The Memorial Building itself is dedicated to World War I veterans. Go inside and see the plaque. It is built on the northwest corner of North and East streets.

It was dedicated Sept. 30, 1923. It is a Hancock County building.

Originally, the second floor was devoted to the use of the American Legion and Auxiliary. The ground floor was to be used for agricultural lectures and other community activities.

Taylor Monford, a Civil War soldier and member of the Grand Army of the Republic (GAR), laid the cornerstone. There was a chicken hatchery at the site before the Memorial Building.

Recently, the Indiana National Road Association conducted a workshop on tax credits for those rehabbing old buildings in historic districts.

About 20 people from the downtown area attended.
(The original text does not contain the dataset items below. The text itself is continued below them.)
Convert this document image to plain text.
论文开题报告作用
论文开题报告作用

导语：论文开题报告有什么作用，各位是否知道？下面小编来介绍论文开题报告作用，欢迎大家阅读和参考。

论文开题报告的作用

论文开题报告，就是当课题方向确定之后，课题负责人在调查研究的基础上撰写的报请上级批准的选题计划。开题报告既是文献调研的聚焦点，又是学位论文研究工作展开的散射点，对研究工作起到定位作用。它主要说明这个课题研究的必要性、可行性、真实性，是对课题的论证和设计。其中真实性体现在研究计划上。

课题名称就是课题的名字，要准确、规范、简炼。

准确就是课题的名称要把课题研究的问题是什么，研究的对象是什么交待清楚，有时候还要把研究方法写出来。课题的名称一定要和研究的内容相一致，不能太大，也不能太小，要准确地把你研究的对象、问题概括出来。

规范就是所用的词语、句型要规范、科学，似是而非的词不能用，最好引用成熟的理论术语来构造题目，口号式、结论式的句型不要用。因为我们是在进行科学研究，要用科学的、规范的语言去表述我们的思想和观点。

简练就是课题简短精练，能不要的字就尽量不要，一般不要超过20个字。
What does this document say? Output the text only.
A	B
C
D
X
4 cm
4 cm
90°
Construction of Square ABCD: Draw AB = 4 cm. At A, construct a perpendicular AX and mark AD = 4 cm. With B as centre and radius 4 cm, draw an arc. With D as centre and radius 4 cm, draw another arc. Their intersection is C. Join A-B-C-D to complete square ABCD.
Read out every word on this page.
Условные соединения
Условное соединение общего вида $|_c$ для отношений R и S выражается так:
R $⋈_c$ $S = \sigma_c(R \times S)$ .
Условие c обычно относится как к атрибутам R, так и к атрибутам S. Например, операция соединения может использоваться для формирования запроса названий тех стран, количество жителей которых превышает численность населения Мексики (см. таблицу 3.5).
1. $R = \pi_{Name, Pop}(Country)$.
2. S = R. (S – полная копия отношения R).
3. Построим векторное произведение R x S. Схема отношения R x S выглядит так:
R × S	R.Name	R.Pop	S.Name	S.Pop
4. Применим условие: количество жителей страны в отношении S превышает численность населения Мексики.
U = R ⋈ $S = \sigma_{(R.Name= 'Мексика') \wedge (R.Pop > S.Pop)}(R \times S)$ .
The location was Bob Hunt’s Masonic Building on the corner of Main and State.

Did you know that was known as the Walker Block at one time? I had the opportunity to give a presentation on the National Road, and that is one of my favorite topics to research.

At the location of the Masonic Building once stood a large hotel and livery stable, which was consumed in fire. The fires were in 1839 and 1857, both on the north side of the street.

Enough. I have told you everything that I know and some things I don’t. Talk to me.